NL: we selected all adult aHUS patients who received a kidney transplantation between 2010-2021 in the Radboudumc (n=30) and enriched this cohort with 8 patients who received rescue therapy in other centers. UK: all adult aHUS patients transplanted between 2013 and 2017 were included.


We included 38 NL patients (29 F, median age 45y, range 22-68) and 35 UK patients (24 F, median age 42y, range 17-64). Overall characteristics were comparable, although the UK cohort included more patients with a mutation in CFH SCR 20 / hybrid gene (31% versus 5%; p<0.01), whereas NL patients more often received a living donor kidney (66% versus 20%; p <0.001). The majority of the NL patients (74%) was transplanted using low dose tacrolimus (TAC). Eighteen (47%) NL patients were treated with eculizumab rescue therapy. Follow-up was comparable, NL 70.8m (range 10-134), and UK 55.4m (range 2-95). There were no significant differences in death-censored graft survival between the two cohorts (Figure).

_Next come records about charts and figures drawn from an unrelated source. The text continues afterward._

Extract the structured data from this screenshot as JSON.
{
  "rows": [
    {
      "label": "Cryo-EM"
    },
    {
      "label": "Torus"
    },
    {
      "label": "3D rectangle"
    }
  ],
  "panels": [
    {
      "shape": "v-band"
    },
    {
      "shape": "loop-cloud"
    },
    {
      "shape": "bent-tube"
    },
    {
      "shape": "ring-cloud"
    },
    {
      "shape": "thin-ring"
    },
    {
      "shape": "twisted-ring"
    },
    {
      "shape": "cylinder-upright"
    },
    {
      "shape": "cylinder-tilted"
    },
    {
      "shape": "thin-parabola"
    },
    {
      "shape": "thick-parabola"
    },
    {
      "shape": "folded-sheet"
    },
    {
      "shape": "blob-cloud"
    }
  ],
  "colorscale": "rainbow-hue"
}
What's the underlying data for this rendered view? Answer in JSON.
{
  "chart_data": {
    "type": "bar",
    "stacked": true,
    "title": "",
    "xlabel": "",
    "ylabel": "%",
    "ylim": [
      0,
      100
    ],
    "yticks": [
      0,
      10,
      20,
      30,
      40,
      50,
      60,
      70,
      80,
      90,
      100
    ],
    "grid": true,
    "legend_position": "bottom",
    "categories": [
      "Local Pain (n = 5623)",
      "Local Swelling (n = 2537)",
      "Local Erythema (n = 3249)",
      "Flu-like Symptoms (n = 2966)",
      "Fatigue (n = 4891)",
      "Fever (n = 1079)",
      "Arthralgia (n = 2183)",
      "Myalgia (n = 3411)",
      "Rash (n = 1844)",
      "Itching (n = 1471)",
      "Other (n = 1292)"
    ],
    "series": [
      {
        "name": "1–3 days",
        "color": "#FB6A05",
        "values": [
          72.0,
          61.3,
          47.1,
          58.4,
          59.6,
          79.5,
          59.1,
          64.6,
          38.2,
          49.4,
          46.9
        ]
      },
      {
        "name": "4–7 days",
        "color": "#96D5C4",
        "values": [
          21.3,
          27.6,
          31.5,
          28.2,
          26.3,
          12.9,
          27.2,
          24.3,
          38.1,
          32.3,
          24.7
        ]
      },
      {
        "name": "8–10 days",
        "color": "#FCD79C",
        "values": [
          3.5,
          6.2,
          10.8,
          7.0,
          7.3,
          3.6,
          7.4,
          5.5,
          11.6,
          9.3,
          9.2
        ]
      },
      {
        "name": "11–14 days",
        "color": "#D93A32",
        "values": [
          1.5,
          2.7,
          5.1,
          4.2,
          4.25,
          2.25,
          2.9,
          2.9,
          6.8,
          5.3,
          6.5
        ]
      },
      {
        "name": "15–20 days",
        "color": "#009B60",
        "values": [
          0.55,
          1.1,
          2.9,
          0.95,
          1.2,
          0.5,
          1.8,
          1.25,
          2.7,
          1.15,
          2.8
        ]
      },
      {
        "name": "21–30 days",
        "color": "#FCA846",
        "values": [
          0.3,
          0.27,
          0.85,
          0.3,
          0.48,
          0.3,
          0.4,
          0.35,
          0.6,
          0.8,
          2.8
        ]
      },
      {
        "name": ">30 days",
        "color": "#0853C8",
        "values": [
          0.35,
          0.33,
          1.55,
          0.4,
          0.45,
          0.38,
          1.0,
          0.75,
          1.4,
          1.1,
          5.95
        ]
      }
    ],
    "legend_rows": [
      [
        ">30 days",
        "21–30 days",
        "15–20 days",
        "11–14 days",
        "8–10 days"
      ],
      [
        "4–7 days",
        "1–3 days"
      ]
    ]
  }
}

Eculizumab rescue therapy was not inferior to eculizumab prophylaxis with respect to death-censored graft survival. Limitation: this conclusion holds for use of rescue therapy in a population characterized by low prevalence of “very high risk” genes, low TAC levels, and predominant use of living donor kidneys.


  • Commercial Support – This work was supported by research grants from the Dutch Board of Health Insurance Companies (Zorgverzekeraars Nederland).